Yesterday I met the geneticist and took a blood test for the BRCA1 and BRCA2 genes. (BRCA stands for BReast CAncer). Unfortunately, I won’t find out the result for at least another 6-8 weeks, because the test involves extracting my DNA and going through it with a fine-tooth comb in search of a genetic ‘error’ – a process the geneticist likened to “Going through War and Peace and looking for a spelling mistake.”
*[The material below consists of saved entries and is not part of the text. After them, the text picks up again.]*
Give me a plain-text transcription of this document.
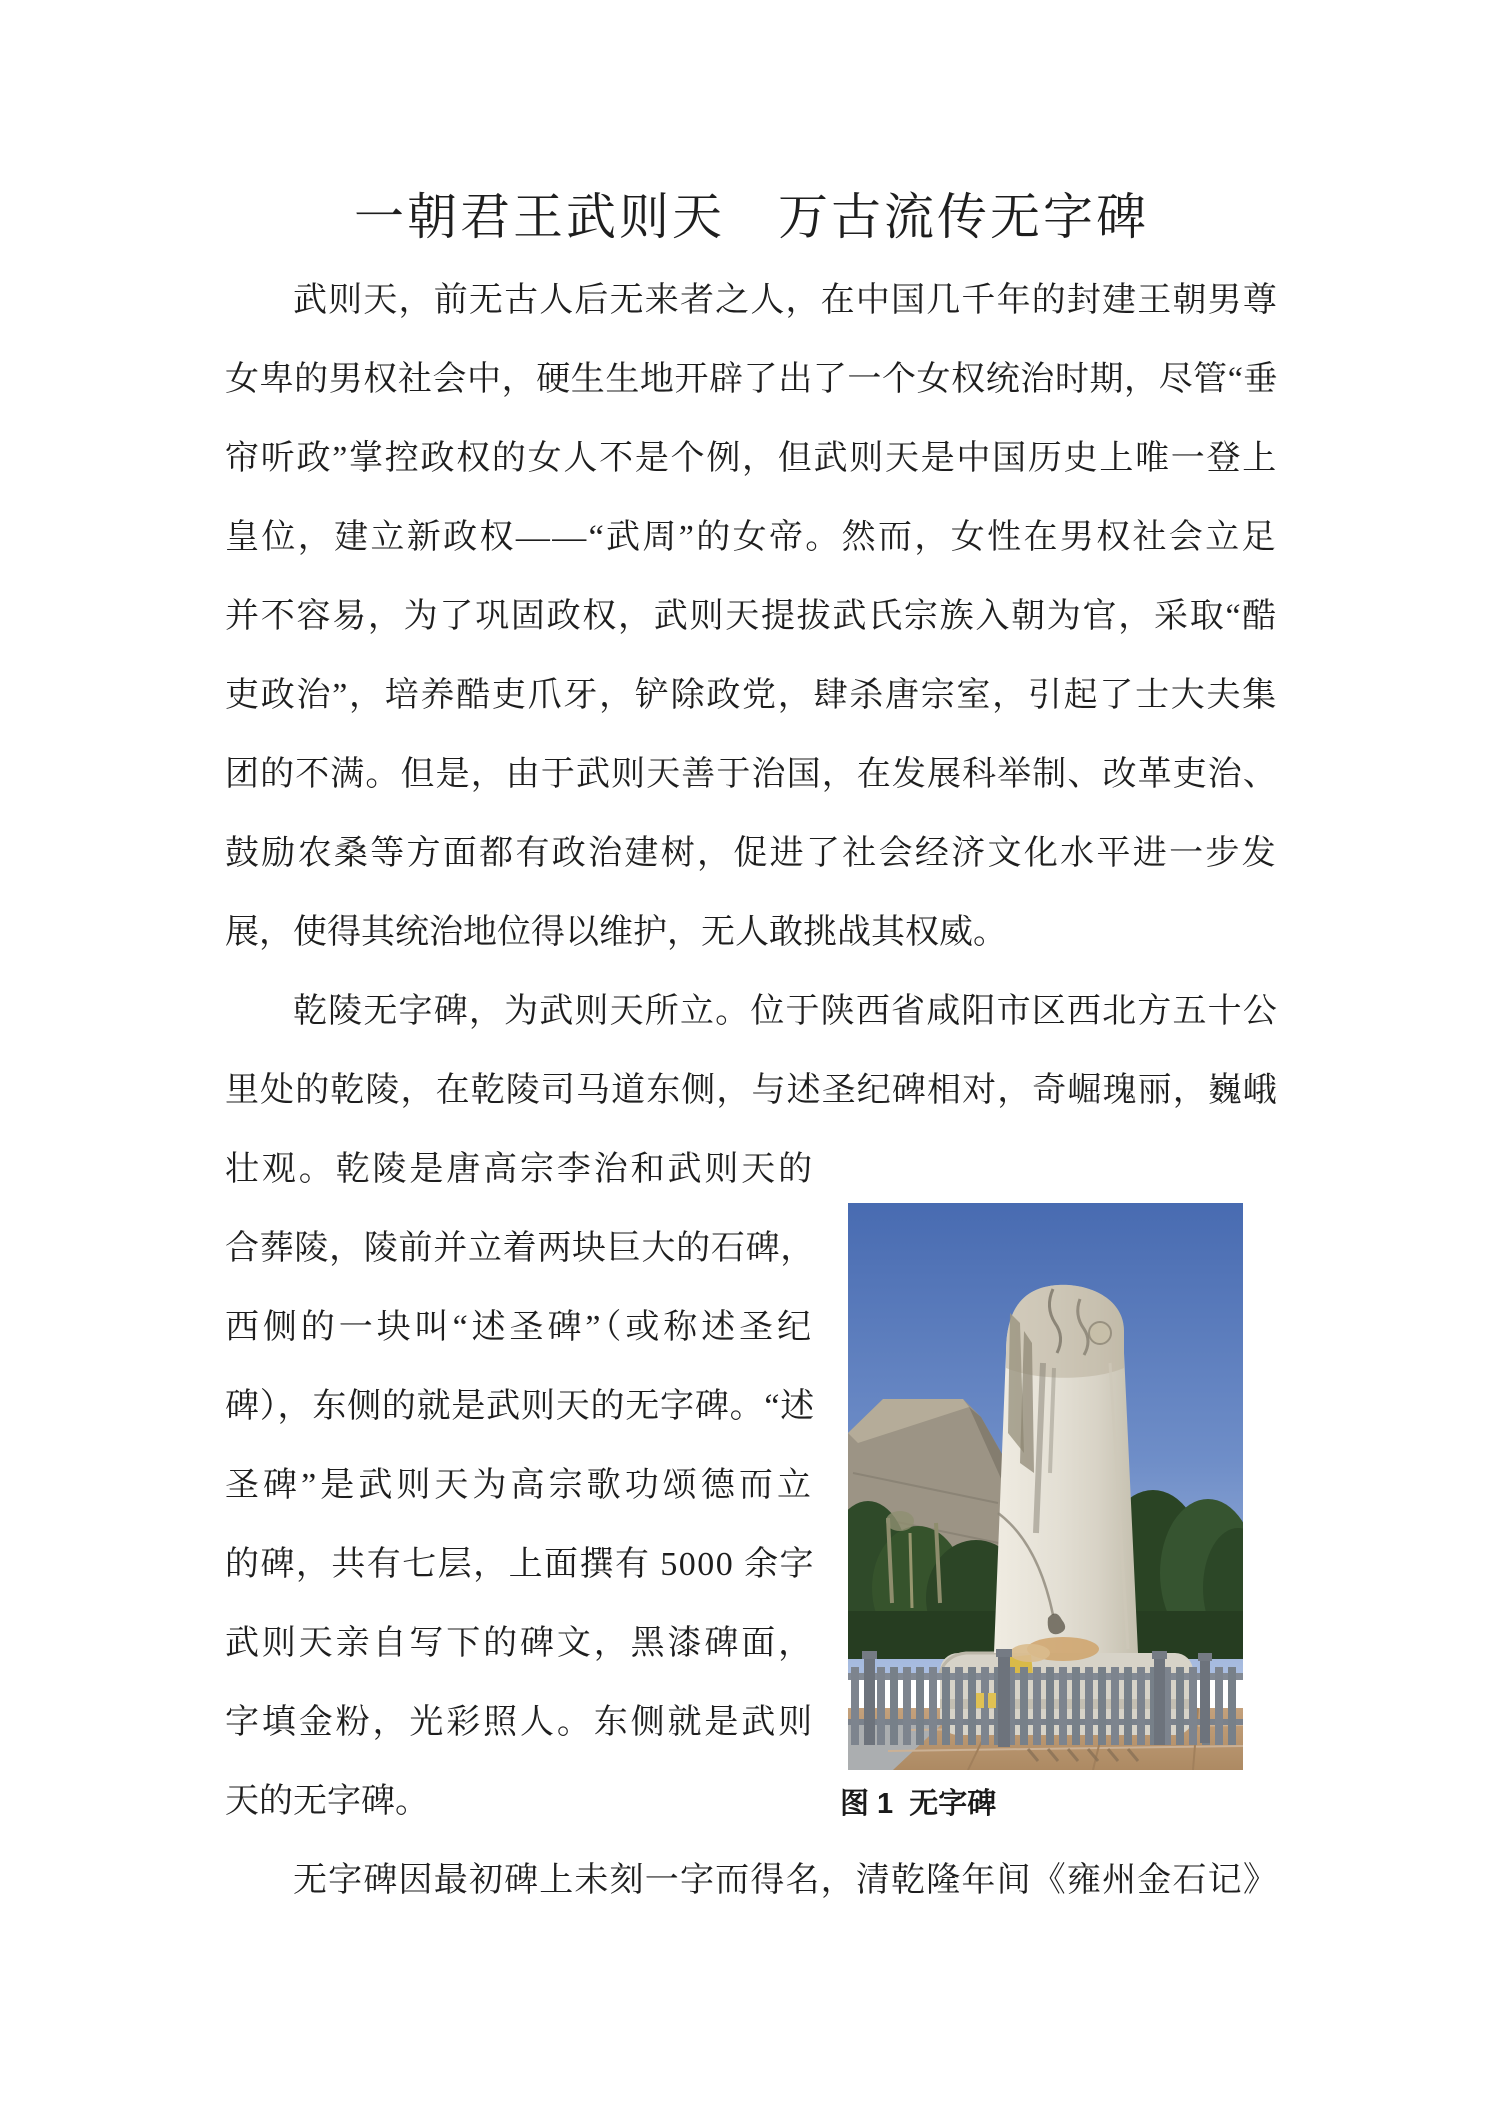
一朝君王武则天　万古流传无字碑
武则天，前无古人后无来者之人，在中国几千年的封建王朝男尊
女卑的男权社会中，硬生生地开辟了出了一个女权统治时期，尽管“垂
帘听政”掌控政权的女人不是个例，但武则天是中国历史上唯一登上
皇位，建立新政权——“武周”的女帝。然而，女性在男权社会立足
并不容易，为了巩固政权，武则天提拔武氏宗族入朝为官，采取“酷
吏政治”，培养酷吏爪牙，铲除政党，肆杀唐宗室，引起了士大夫集
团的不满。但是，由于武则天善于治国，在发展科举制、改革吏治、
鼓励农桑等方面都有政治建树，促进了社会经济文化水平进一步发
展，使得其统治地位得以维护，无人敢挑战其权威。
乾陵无字碑，为武则天所立。位于陕西省咸阳市区西北方五十公
里处的乾陵，在乾陵司马道东侧，与述圣纪碑相对，奇崛瑰丽，巍峨
壮观。乾陵是唐高宗李治和武则天的
合葬陵，陵前并立着两块巨大的石碑，
西侧的一块叫“述圣碑”（或称述圣纪
碑），东侧的就是武则天的无字碑。“述
圣碑”是武则天为高宗歌功颂德而立
的碑，共有七层，上面撰有 5000 余字
武则天亲自写下的碑文，黑漆碑面，
字填金粉，光彩照人。东侧就是武则
天的无字碑。
无字碑因最初碑上未刻一字而得名，清乾隆年间《雍州金石记》
图 1  无字碑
The geneticist was one of the nicest doctors I’ve met so far during my cancer journey. He started by drawing a family tree with coloured circles for the instances of breast cancer and any other cancers in our family. Based on this, he said there is probably only a 20% chance that I carry one of the breast cancer genes, because my father’s side of the tree is clear of cancer and my mother and aunty have never had cancer. What makes it seem much more probable, however, is that my maternal grandma had breast cancer in her thirties, at a time in the 1960s when breast cancer in young women was even rarer than it is now. I feel instinctively that I have the gene, but I have been known to be wrong on occasion. :/

There was good news and bad news in what the geneticist told me. It is more likely that I have the BRCA2 gene than the BRCA1 gene, based on the type of breast cancer I had. (Grade III, oestrogen-receptor positive, HER2 negative). There are various differences between the two genes, but the positive takeaway for me was that BRCA2 means that it is less likely I will develop ovarian cancer at some point in my life than if I had BRCA1. Interestingly, he also said that BRCA2 gene carriers are much more responsive to chemotherapy.

The bad news is that, if I do test positive for BRCA2, I have a 60-80% chance of developing breast cancer again at some point in my life, compared with the 5% chance that most people have. I would also have an increased chance of developing ovarian cancer, but not until I’m over 40, so I could opt to have my ovaries removed in my 40s.

Double Mastectomy

The chemotherapy and radiotherapy I am having for my breast cancer will reduce the risk of developing another tumour in my left breast to about 30%, but unfortunately my right one would still have the 60-80% risk. Thus, the implication is that if I test positive for the BRCA2 gene, I will have to have a bilateral (i.e. both sides) mastectomy. I have already been thinking about this for a month or so and, although I never imagined I’d have to part with either of my boobs, I am fully prepared to have that operation and get some lovely new ones. It is, however, a huge operation that can involve a 6-month recovery period, but I’ll cross that bridge if and when I come to it.

The fertility specialist I spoke to a couple of months ago said that deciding to be tested for this gene was something many people wouldn’t want to do, but I made the decision pretty quickly that I absolutely want to know, so that I can take the appropriate risk-reduction measures and then get on with my life without the fear that I will develop a second breast cancer. (Note that this has nothing whatsoever to do with the likelihood of my current cancer recurring in a different part of my body at some point down the line – that is a separate matter, but I have been told that my programme of treatment gives me a 90% chance of being clear of recurrence for the next 10 years, which is a start).

As some of you may know, it is breast cancer awareness month in the UK (more of this in a later blog post) so I feel like breast cancer is absolutely everywhere I go at the moment – in every magazine and on lots of daytime TV talk shows, particularly! So I do at least feel that I am not alone. All I can do now is wait, but at least once I know whether I have the gene or not, I will then have the knowledge and power to act accordingly! Let’s just hope those lab doctors crack on with War and Peace and get me an answer ASAP.

In other news, I am feeling much better today. Returning to hospital yesterday for the appointment and test made me feel physically sick, but now, touch wood, I won’t have to go back for another two weeks and can concentrate on getting back to strength again. Time for some cooking therapy!